DisplayName: "Okta Login Without Push"
Enabled: false
Tags:
- Okta
- Push Security
- Identity Verification
- Configuration Required
- Credential Access
Reports:
MITRE ATT&CK:
- TA0001:T1078 # Initial Access: Valid Accounts
- TA0006:T1539 # Credential Access: Steal Web Session Cookie
- TA0006:T1621 # Credential Access: Multi-Factor Authentication Request Generation
Severity: Critical
Description: >
Identifies successful Okta logins not followed by Push Security authorization within 60 minutes. Push Security provides additional identity verification beyond Okta MFA as a defense-in-depth strategy.
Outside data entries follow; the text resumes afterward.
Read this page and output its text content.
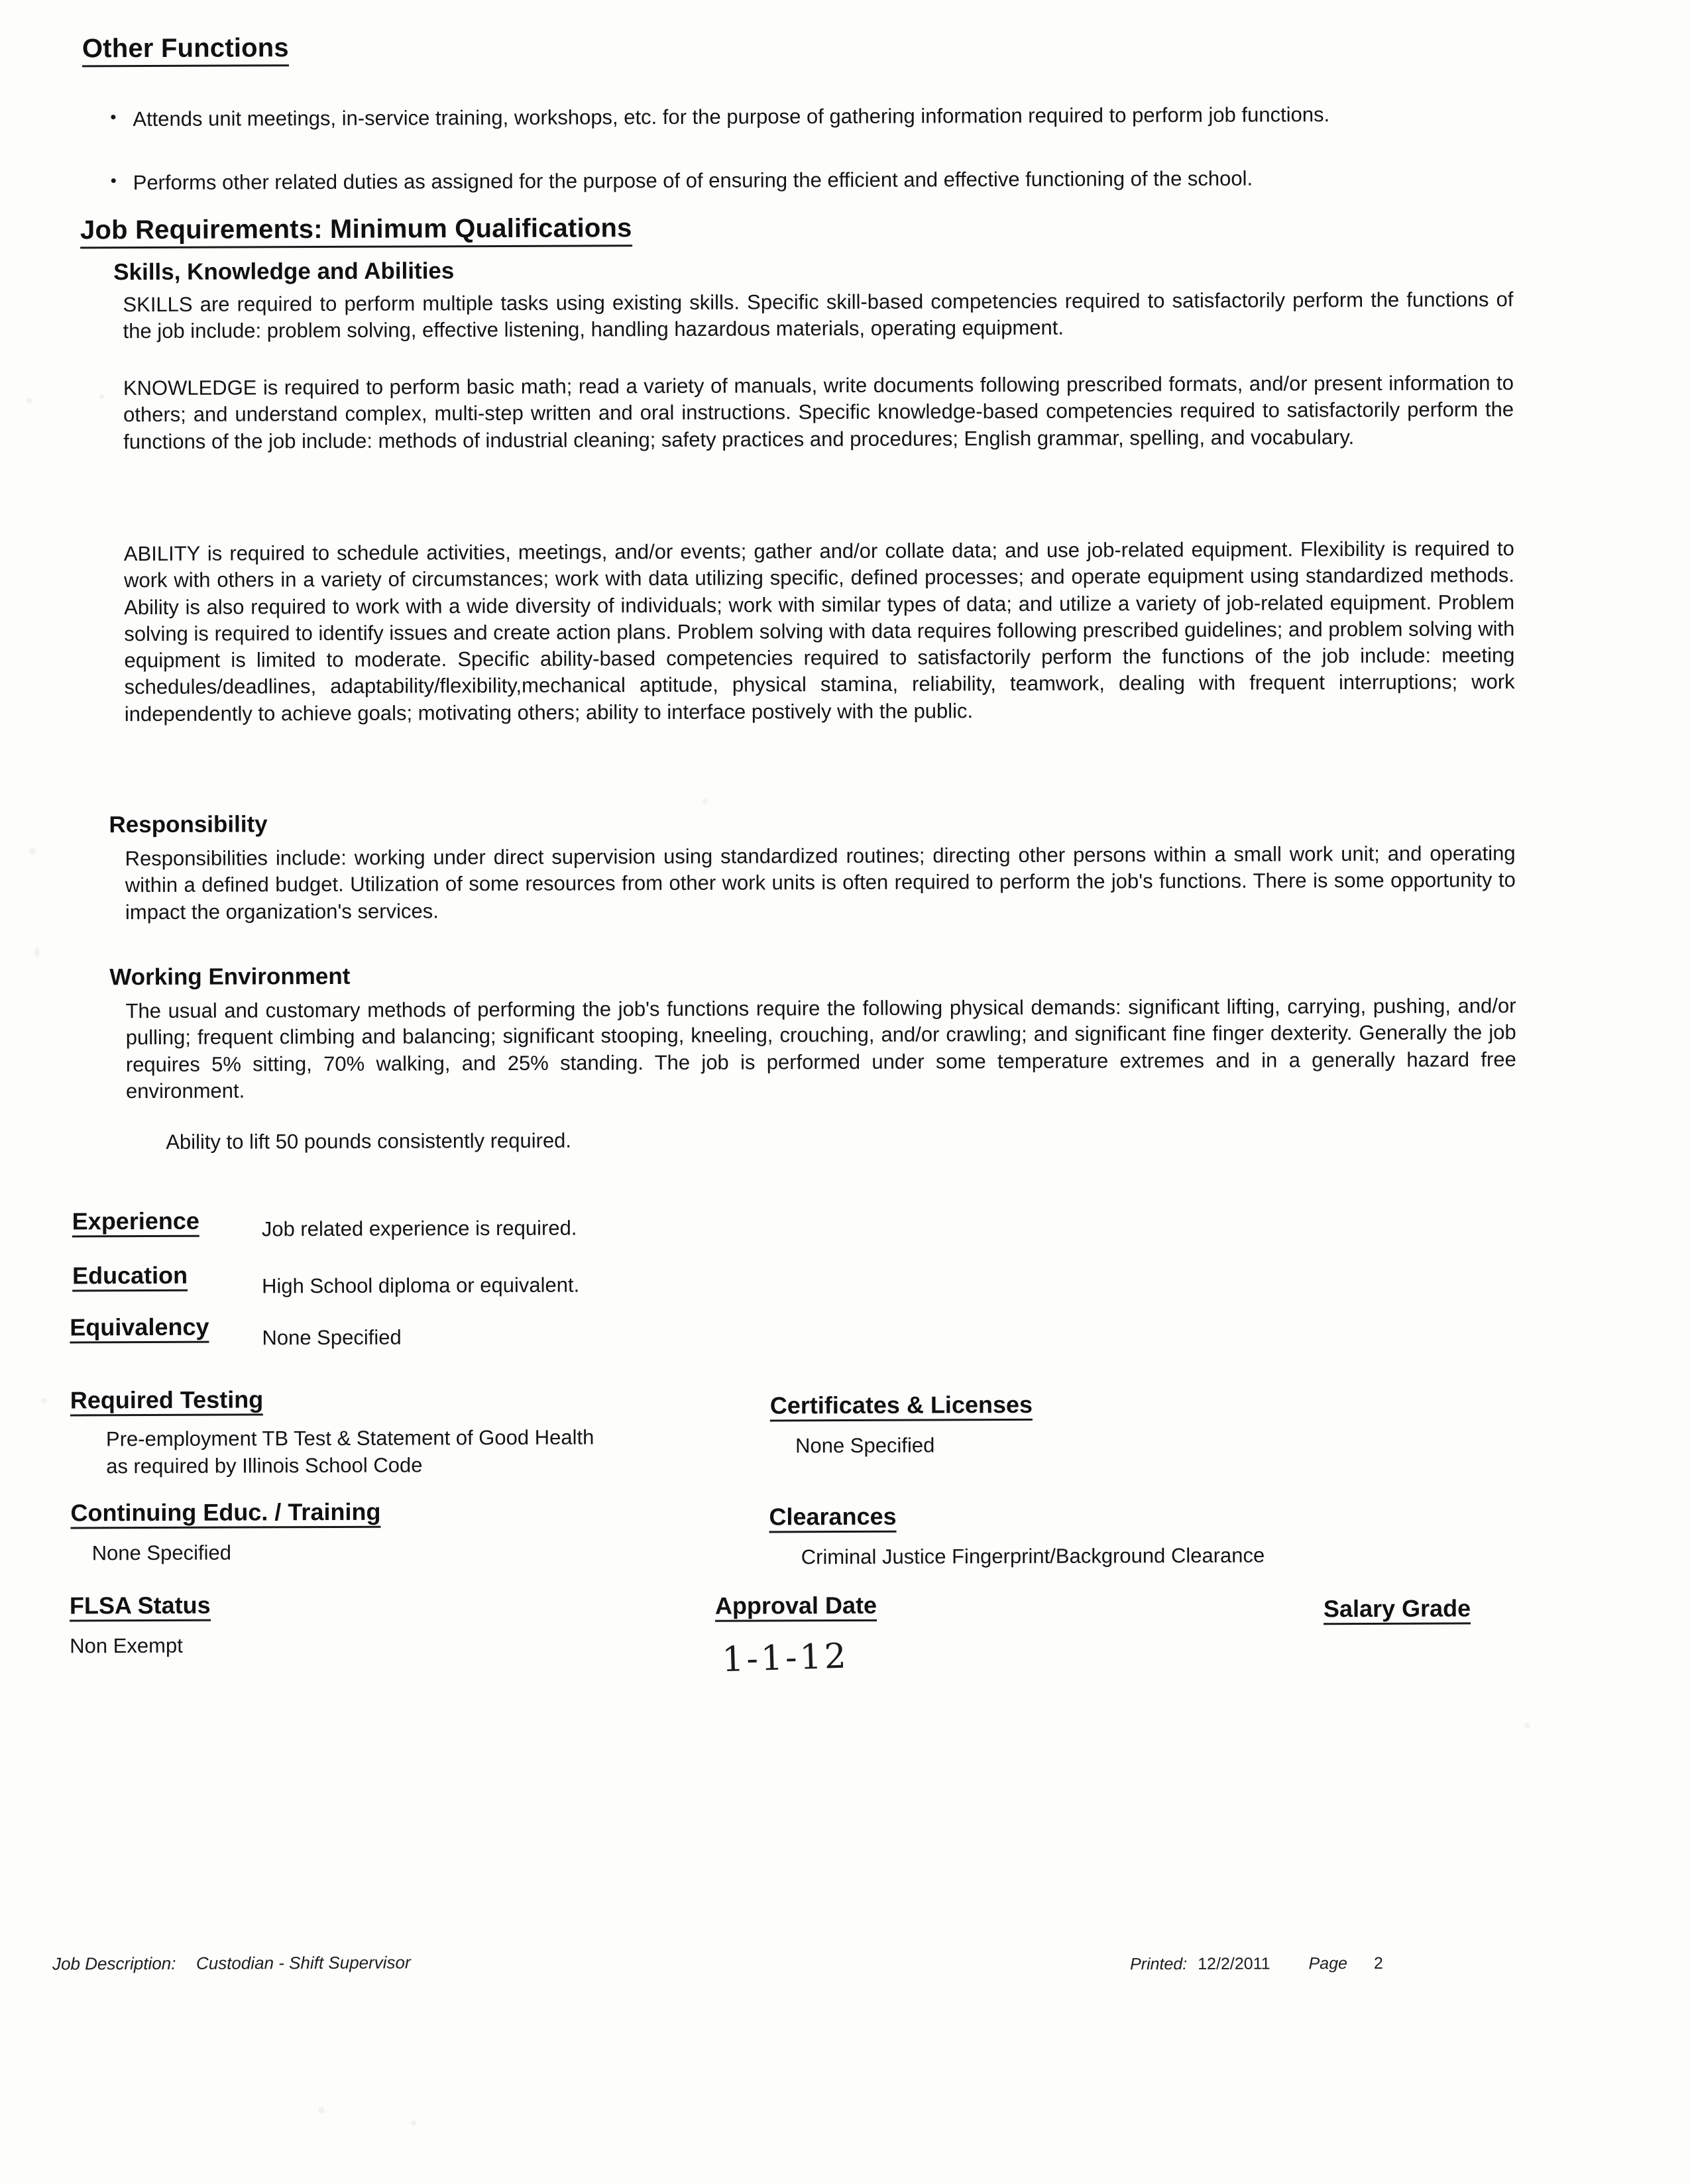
Other Functions
• Attends unit meetings, in-service training, workshops, etc. for the purpose of gathering information required to perform job functions.
• Performs other related duties as assigned for the purpose of of ensuring the efficient and effective functioning of the school.
Job Requirements: Minimum Qualifications
Skills, Knowledge and Abilities
SKILLS are required to perform multiple tasks using existing skills. Specific skill-based competencies required to satisfactorily perform the functions of the job include: problem solving, effective listening, handling hazardous materials, operating equipment.
KNOWLEDGE is required to perform basic math; read a variety of manuals, write documents following prescribed formats, and/or present information to others; and understand complex, multi-step written and oral instructions. Specific knowledge-based competencies required to satisfactorily perform the functions of the job include: methods of industrial cleaning; safety practices and procedures; English grammar, spelling, and vocabulary.
ABILITY is required to schedule activities, meetings, and/or events; gather and/or collate data; and use job-related equipment. Flexibility is required to work with others in a variety of circumstances; work with data utilizing specific, defined processes; and operate equipment using standardized methods. Ability is also required to work with a wide diversity of individuals; work with similar types of data; and utilize a variety of job-related equipment. Problem solving is required to identify issues and create action plans. Problem solving with data requires following prescribed guidelines; and problem solving with equipment is limited to moderate. Specific ability-based competencies required to satisfactorily perform the functions of the job include: meeting schedules/deadlines, adaptability/flexibility,mechanical aptitude, physical stamina, reliability, teamwork, dealing with frequent interruptions; work independently to achieve goals; motivating others; ability to interface postively with the public.
Responsibility
Responsibilities include: working under direct supervision using standardized routines; directing other persons within a small work unit; and operating within a defined budget. Utilization of some resources from other work units is often required to perform the job's functions. There is some opportunity to impact the organization's services.
Working Environment
The usual and customary methods of performing the job's functions require the following physical demands: significant lifting, carrying, pushing, and/or pulling; frequent climbing and balancing; significant stooping, kneeling, crouching, and/or crawling; and significant fine finger dexterity. Generally the job requires 5% sitting, 70% walking, and 25% standing. The job is performed under some temperature extremes and in a generally hazard free environment.
Ability to lift 50 pounds consistently required.
Experience	Job related experience is required.
Education	High School diploma or equivalent.
Equivalency	None Specified
Required Testing
Pre-employment TB Test & Statement of Good Health
as required by Illinois School Code
Continuing Educ. / Training
None Specified
FLSA Status
Non Exempt
Certificates & Licenses
None Specified
Clearances
Criminal Justice Fingerprint/Background Clearance
Approval Date
1-1-12
Salary Grade
Job Description: Custodian - Shift Supervisor	Printed: 12/2/2011 Page 2
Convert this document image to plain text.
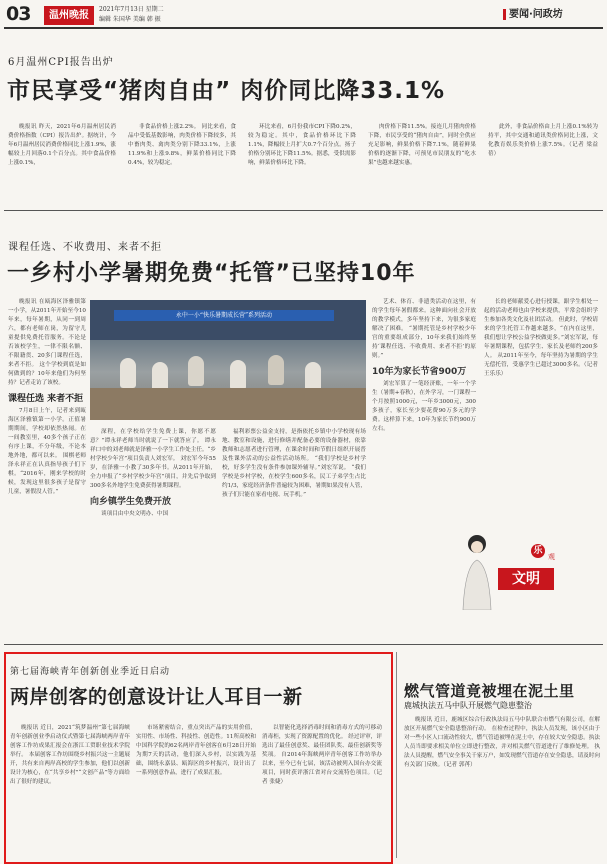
03	温州晚报
2021年7月13日 星期二
编辑 朱国华 美编 韩 振	要闻·问政坊
6月温州CPI报告出炉
市民享受“猪肉自由” 肉价同比降33.1%

晚报讯 昨天，2021年6月温州居民消费价格指数（CPI）报告出炉。据统计，今年6月温州居民消费价格同比上涨1.9%，涨幅较上月回落0.1个百分点。其中食品价格上涨0.1%，

非食品价格上涨2.2%。 同比来看，食品中受低基数影响，肉类价格下降较多，其中畜肉类、禽肉类分别下降33.1%，上涨11.9%和上涨9.8%，鲜菜价格同比下降0.4%，较为稳定。

环比来看，6月份我市CPI下降0.2%，较为稳定。其中，食品价格环比下降1.1%，降幅较上月扩大0.7个百分点。扬子价格分别环比下降11.5%。据悉，受供需影响，鲜菜价格环比下降。

肉价格下降11.5%。接连几月猪肉价格下降，市民享受的“猪肉自由”，同时全供应充足影响，鲜果价格下降7.1%，随着鲜果价格的逐渐下降，可预见市民朋友的“吃水果”也越来越实惠。

此外，非食品价格由上月上涨0.1%转为持平，其中交通和通讯类价格同比上涨，文化教育娱乐类价格上涨7.5%。（记者 梁益蓓）

课程任选、不收费用、来者不拒
一乡村小学暑期免费“托管”已坚持10年

晚报讯 在瓯海区泽雅镇第一小学，从2011年开始至今10年来，每年暑期，从同一到周六，都有老师在岗，为留守儿童提供免费托管服务。不论是否该校学生，一律不限名额、不限籍贯、20多门课程任选，来者不拒。 这个学校到底是如何做到的？10年来他们为何坚持？记者走访了该校。

课程任选 来者不拒

7月8日上午，记者来到瓯海区泽雅镇第一小学。正值暑期期间，学校却依然热闹。在一间教室里，40多个孩子正在有序上课，不分年级，不论本地外地，都可以来。 围棋老师泽永祥正在认真指导孩子们下棋。“2016年，刚来学校的时候，发现这里很多孩子是留守儿童，暑假没人管。”

永中一小“快乐暑期成长营”系列活动

深程，在学校给学生免费上课，你愿不愿意？”谭永祥老师当时就说了一下就答应了。 谭永祥口中的刘老师就是泽雅一小学生工作处主任。“乡村学校少年宫”项目负责人刘宏军。 刘宏军今年55岁，在泽雅一小教了30多年书。从2011年开始，全力申报了“乡村学校少年宫”项目，并先后争取到300多名外地学生免费获得暑期课程。

向乡镇学生免费开放

谈项目由中央文明办、中国

福利彩票公益金支持，是指依托乡镇中小学校现有场地、教室和设施，进行修缮并配备必要的设备器材，依靠教师和志愿者进行管理，在课余时间和节假日组织开展普及性课外活动的公益性活动场所。 “我们学校是乡村学校，好多学生没有条件参加课外辅导。”刘宏军说。 “我们学校是乡村学校，在校学生600多名，民工子弟学生占比约1/3，家庭经济条件普遍较为困难，暑期如果没有人管，孩子们只能在家看电视、玩手机。”

艺术、体育、非遗类活动在这里，有的学生每年暑假都来。这种面向社会开放的教学模式，多年坚持下来，为很多家庭解决了困难。 “暑期托管是乡村学校少年宫的重要组成部分，10年来我们始终坚持‘课程任选、不收费用、来者不拒’的原则。”

10年为家长节省900万

刘宏军算了一笔经济账，一年一个学生（暑期+春秋），在外学习，一门课程一个月按照1000元，一年乡3000元，300多孩子，家长至少要花费90万多元的学费。这样算下来，10年为家长节约900万左右。

长的老师献爱心进行授课，跟学生相处一起的活动老师也由学校来提供，平常会组织学生参加各类文化及社团活动。 但此时，学校请来的学生托管工作越来越多，“在内在这里，我们想让学校公益学校做更多。”刘宏军说，每年暑期课程，包括学生、家长及老师约200多人。 从2011年至今，每年坚持为暑期的学生无偿托管，受惠学生已超过3000多名。（记者 王乐乐）

乐
观
文明
第七届海峡青年创新创业季近日启动
两岸创客的创意设计让人耳目一新

晚报讯 近日，2021“筑梦温州”第七届海峡青年创新创业季启动仪式暨第七届海峡两岸青年创客工作坊成果汇报会在浙江工贸职业技术学院举行。 本届创客工作坊围绕乡村振兴这一主题展开，共有来自两岸高校的学生参加，他们以创新设计为核心，在“共享乡村”“文创产品”等方面给出了很好的建议。

市场紧密结合，重点突出产品的实用价值，实用性、市场性、科技性、创造性。11所高校和中国科学院的62名两岸青年创客在6月28日开始为期7天的活动，他们深入乡村，以实践为基础，围绕永嘉县、瓯海区的乡村振兴，设计出了一系列创意作品，进行了成果汇报。

以智能化选择消毒时间和消毒方式的可移动消毒柜，实现了资源配置的优化。 经过评审，评选出了最佳创意奖、最佳团队奖、最佳创新奖等奖项。 自2014年海峡两岸青年创客工作坊举办以来，至今已有七届，该活动被列入国台办交流项目，同时获评浙江省对台交流特色项目。（记者 张婕）

燃气管道竟被埋在泥土里
鹿城执法五马中队开展燃气隐患整治

晚报讯 近日，鹿城区综合行政执法局五马中队联合市燃气有限公司，在解放区开展燃气安全隐患整治行动。 在检查过程中，执法人员发现，该小区由于对一些小区人口流动性较大，燃气管道被埋在泥土中，存在较大安全隐患。执法人员当即要求相关单位立即进行整改，并对相关燃气管道进行了维修处理。 执法人员提醒，燃气安全事关千家万户，如发现燃气管道存在安全隐患，请及时向有关部门反映。（记者 郭苒）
Missing Push Security verification suggests compromised credentials, session hijacking, or MFA bypass where attackers satisfied Okta authentication but cannot complete additional verification.
Runbook: |
1. Query Okta System Log for all authentication events by actor.alternateId in the 90 minutes around the login to check if Push Security authentication occurred outside the 60-minute detection window, and review the source IP, geolocation, device, and MFA method used
2. Query Push Security logs for any authentication attempts or failures by the same user in the 2 hours around the Okta login to determine if the user attempted but failed to complete Push Security verification
3. Check Okta audit logs for all application access, permission changes, and administrative actions during the Okta session to identify suspicious activity that may indicate compromised credentials or session hijacking
Reference: https://www.okta.com/resources/datasheet/okta-adaptive-multi-factor-authentication-product-datasheet/
Detection:
- Sequence:
- ID: Okta
RuleID: Okta.Login.Success
- ID: Push
RuleID: Push.Security.Authorized.IdP.Login
Absence: true
Transitions:
- ID: Okta to Push
From: Okta
To: Push
WithinTimeFrameMinutes: 60
Match:
- From: actor.alternateId
To: new.email
Schedule:
RateMinutes: 1440
TimeoutMinutes: 10
LookbackWindowMinutes: 2160
Tests:
- Name: Okta Login, Followed By Push Authorized Login
ExpectedResult: false
RuleOutputs:
- ID: Okta
Matches:
actor.alternateId:
frodo.baggins@hobbiton.com:
- 0
- ID: Push
Matches:
new.email:
frodo.baggins@hobbiton.com:
- 3
- Name: Okta Login, Not Followed By Push Authorized Login
ExpectedResult: true
RuleOutputs:
- ID: Okta
Matches:
actor.alternateId:
frodo.baggins@hobbiton.com:
- 0
- Name: Okta Login, Followed By Push Authorized Login By Other User
ExpectedResult: true
RuleOutputs:
- ID: Okta
Matches:
actor.alternateId:
frodo.baggins@hobbiton.com:
- 0
- ID: Push
Matches:
new.email:
samwise.gamgee@hobbiton.com:
- 3
Detection logic
Stage 1: step Okta ordered before $Push
References detection Okta.Login.Success.
Stage 2: step Push (negated) ordered after $Okta
References detection Push.Security.Authorized.IdP.Login.